If your life jacket is stored in your cabin, make sure you know where it is. You may be required to bring it to the drill or even to wear it. There will be instructions on how to don the life jacket in your cabin. Life jackets on some newer ships are kept at the muster stations. If there is supposed to be a life jacket in your cabin and it's missing, tell the crew. All ships carry extra life jackets at the muster stations or somewhere on deck, so if you can't get to your cabin, don't worry.
Do not take elevators during muster drills or real emergencies.
Talk to your doctor before the cruise. Find out if he or she recommends any extra vaccinations for your ports of call. Make sure that you have a sufficient supply of prescription medications and carry the most important ones with you. If you have a chronic condition, get a med alert bracelet. Remember, you don't have anyone with you who can tell the ship's doctor what is going on. If you have severe allergies, make sure your epipen is with you at all times.

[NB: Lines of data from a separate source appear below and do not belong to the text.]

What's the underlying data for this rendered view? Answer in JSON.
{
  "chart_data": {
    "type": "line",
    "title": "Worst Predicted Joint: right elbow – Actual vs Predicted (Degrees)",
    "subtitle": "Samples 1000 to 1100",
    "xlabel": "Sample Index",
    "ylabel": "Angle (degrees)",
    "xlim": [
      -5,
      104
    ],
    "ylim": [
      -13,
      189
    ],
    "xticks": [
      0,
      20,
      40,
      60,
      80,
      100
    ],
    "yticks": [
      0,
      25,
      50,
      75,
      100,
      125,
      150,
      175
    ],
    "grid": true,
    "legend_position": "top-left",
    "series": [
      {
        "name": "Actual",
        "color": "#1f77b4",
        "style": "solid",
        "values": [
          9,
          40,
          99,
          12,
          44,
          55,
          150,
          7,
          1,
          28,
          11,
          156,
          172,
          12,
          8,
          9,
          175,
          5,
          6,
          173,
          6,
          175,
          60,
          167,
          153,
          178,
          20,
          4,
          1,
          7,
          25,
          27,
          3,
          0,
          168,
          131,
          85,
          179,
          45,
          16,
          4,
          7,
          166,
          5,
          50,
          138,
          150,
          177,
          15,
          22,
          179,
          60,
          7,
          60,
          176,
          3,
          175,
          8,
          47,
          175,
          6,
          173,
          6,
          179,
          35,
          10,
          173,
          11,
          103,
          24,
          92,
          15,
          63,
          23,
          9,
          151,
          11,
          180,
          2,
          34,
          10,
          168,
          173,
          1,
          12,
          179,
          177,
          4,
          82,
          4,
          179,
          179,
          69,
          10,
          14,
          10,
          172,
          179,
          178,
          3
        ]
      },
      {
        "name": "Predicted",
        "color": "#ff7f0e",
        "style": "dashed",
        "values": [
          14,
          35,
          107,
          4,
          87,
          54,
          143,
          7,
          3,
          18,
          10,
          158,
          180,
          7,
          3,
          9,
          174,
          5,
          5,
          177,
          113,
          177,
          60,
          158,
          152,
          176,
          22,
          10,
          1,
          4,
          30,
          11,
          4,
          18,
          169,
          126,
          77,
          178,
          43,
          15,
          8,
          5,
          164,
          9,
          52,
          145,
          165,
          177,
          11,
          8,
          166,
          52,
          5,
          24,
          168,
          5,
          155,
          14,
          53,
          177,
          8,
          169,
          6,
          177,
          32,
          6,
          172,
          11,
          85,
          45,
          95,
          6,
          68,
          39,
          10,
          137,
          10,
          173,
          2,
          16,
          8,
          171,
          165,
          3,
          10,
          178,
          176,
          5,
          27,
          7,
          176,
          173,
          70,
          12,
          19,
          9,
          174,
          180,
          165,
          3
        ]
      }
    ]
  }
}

Make sure you have your doctor's number with you, in the unlikely event that you end up needing it.
Before booking, check your ship's report card on the CDC website. You don't want to be involved in one of those incidents that occasionally hits the headlines where cruise ships are quarantined because people have Norovirus or Legionnaires' disease, both of which have happened. Avoid obviously sick fellow passengers. If you catch something, you may find yourself confined to your cabin for the rest of the ship...no fun at the best of times and even less fun if you're on your own.
Practice good hygiene on board and wash your hands regularly.
Reduce your risk of seasickness
If you have ever been seasick or have never sailed before, assume you will get seasick. Some ships will give out free dramamine or benadryl on request and all will have it for sale in the sundries shop. If dramamine does not work (or even makes you worse, which does happen with some people), consider taking ginger tablets or try a magnetic bracelet. You can also ask your doctor for prescription anti-nausea treatment (you can get this from the ship's doctor on board, but it will cost more). Green apples can also help, as can ginger ale (if it has real ginger) and some people even get relief from coke or pepsi. I've also used crystallized ginger candy and some people recommend tea containing ginger. You may be able to get some of these things on board, but taking your own supplies is better and cheaper.
If possible, book an outside cabin in the middle of the ship. If prone to seasickness, do not book an inside cabin. They are a lot cheaper for a reason. The worst place to be if feeling seasick is deep inside the ship. The best place to be is out on deck. Larger ships are generally more stable than smaller ones. People prone to seasickness may want to avoid the Caribbean during hurricane season or open ocean cruises such as the north Atlantic crossing or some Pacific cruises.
Most people, in any case, get their sea legs within 24 hours of sailing.